One concern, Veliz said, is how sensitive the data is that the company collects. “It can include sexual orientation, race and and ethnicity, biometric data, trade union membership, pregnancy status, politics, religious beliefs. And all these data can potentially be sent to third parties.”
Those third parties include marketers and law enforcement agencies. Vazquez, the Meta spokesperson, said the company internally filters out sensitive data including health information, sexual orientation and religious views from being used in advertising.
But much of that information remains vulnerable to law enforcement requests, of which Meta received nearly 240,000 globally in the second half of 2022. A little more than 64,000 of those law enforcement requests for user data were just in the US.

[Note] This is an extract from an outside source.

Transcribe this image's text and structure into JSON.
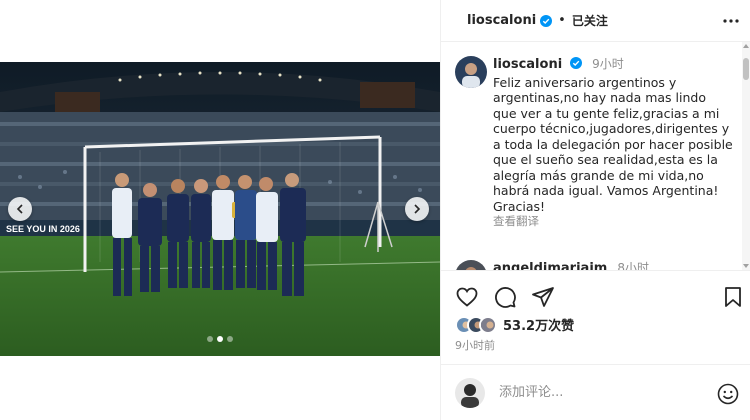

In the US, Meta has recently faced specific scrutiny for its collection and distribution of users’ health data and data that can be used in abortion-related prosecutions following the supreme court’s decision to overhaul federal abortion protections. Last year, a mother and daughter were charged with aiding and seeking an unlawful abortion in Nebraska in part based on Facebook messages Meta shared with local police. In the case of Threads, health information can come in the form of engaging with or sharing posts that might signal if a user sought reproductive care or was pregnant at some point. Even if their profile is private, law enforcement can subpoena Meta for their posts.
Meta is not alone in collecting and sharing user data – Twitter, TikTok and most other social platforms are guilty of similar levels of information collection and sharing. But Meta has one of the largest suites of apps available to consumers, giving it a clear picture of the daily lives of users that few companies other than Google have access to, experts said.
“We should absolutely be concerned about the amount of data Meta can hold on individuals,” Schroeder of Epic said. “Not only is this a huge risk for breaches – and Meta has already had and been penalized for several major data breaches in the past – but the data can be used to infer even more information about an individual that they may not voluntarily share.”